Roma, 9 nov. (Labitalia) – "Nel periodo tra luglio e ottobre 2020 il settore ha subito perdite complessive per circa il 75% rispetto al 2019. E’ quindi necessario offrire strumenti concreti di ristoro delle perdite subite adottando misure immediate, che tengano conto delle specificità del settore e che si aggiungano a quelle che il Governo ha emanato e sta emanando per la generalità delle imprese. In riferimento alle previsioni del 'Decreto Ristori' chiediamo l’ampliamento del contributo a fondo perduto portandolo ad almeno 300 mila euro, l’erogazione a tutti gli assistiti dal Servizio sanitario nazionale dei cicli di riabilitazione termale motoria e della funzione respiratoria, attualmente riconosciuti ai soli assicurati dell’Inail". Così Massimo Caputi, presidente Federterme in audizione al Senato Commissioni riunite 5a (Bilancio) e 6a (Finanze) nell'ambito dell'esame del disegno di legge n. 1994 (dl n. 137/2020)

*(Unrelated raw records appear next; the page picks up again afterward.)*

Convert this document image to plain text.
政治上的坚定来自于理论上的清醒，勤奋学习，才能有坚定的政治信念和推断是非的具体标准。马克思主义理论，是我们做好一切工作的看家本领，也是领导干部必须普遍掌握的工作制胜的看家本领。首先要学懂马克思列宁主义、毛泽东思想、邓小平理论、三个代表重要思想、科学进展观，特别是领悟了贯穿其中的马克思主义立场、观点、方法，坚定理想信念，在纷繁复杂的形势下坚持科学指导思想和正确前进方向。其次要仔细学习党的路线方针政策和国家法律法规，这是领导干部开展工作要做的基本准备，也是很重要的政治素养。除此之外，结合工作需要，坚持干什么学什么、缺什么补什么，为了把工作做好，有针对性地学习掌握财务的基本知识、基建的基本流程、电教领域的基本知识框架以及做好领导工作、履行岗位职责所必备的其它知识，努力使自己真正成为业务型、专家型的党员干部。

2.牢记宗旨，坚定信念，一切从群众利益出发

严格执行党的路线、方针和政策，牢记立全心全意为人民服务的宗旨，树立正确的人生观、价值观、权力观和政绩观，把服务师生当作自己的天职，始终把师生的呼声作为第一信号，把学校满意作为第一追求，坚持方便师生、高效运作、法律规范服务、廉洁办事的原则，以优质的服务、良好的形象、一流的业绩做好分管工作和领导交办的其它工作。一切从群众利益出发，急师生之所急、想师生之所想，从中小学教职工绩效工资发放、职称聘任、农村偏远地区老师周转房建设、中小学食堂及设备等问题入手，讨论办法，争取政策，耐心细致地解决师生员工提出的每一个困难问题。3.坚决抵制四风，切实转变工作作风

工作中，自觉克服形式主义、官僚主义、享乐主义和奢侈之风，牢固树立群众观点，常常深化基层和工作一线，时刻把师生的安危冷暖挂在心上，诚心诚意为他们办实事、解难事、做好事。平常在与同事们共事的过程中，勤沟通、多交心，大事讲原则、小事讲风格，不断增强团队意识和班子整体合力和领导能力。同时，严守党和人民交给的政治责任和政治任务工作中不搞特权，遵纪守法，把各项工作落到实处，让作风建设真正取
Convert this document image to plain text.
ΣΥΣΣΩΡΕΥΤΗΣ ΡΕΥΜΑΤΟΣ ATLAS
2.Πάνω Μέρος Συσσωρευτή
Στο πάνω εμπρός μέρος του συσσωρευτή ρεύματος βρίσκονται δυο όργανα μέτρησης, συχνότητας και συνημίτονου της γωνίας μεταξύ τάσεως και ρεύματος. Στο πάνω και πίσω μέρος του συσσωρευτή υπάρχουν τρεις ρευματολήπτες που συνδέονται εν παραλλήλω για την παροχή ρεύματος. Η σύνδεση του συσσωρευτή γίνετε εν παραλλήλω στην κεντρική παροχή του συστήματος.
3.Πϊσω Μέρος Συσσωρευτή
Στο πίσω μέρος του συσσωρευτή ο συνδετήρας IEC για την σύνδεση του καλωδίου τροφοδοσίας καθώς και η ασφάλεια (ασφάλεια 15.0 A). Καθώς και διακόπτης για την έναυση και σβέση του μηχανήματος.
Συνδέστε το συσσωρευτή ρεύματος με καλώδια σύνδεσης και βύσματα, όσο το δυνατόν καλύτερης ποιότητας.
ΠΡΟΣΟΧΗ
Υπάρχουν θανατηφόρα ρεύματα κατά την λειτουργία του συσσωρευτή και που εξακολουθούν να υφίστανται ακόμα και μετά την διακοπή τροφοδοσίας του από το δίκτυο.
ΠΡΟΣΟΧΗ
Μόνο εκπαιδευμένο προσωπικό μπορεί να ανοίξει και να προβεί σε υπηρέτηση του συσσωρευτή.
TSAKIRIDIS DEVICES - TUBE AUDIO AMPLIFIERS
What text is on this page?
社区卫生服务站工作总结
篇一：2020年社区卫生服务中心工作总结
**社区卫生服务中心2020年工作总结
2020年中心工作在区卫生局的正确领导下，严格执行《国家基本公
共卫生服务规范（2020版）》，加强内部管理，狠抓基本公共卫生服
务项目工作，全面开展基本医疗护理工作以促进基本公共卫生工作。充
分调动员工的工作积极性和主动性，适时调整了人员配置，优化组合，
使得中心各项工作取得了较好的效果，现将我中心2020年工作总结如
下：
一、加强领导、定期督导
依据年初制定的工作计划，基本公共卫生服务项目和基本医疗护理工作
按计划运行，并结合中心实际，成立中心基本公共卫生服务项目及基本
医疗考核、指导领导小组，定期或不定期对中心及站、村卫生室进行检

"Per i datori di lavoro dei settori turistico e termale, l’esonero contributivo a favore delle aziende che non chiedono il trattamento di integrazione salariale per la totalità dei propri lavoratori deve essere riconosciuto -spiega ancora Caputi- per tutti i lavoratori delle terme e del turismo per i quali è cessato il trattamento di integrazione salariale, anche se tale trattamento prosegue per altri lavoratori dipendenti dal medesimo datore di lavoro al momento non richiamabili in servizio, la sospensione e rimodulazione canoni ed oneri fiscali tra cui i canoni di concessione mineraria per acque termali e l’eliminazione o rimodulazione della Ta.ri. per gli stabilimenti e alberghi termali", conclude.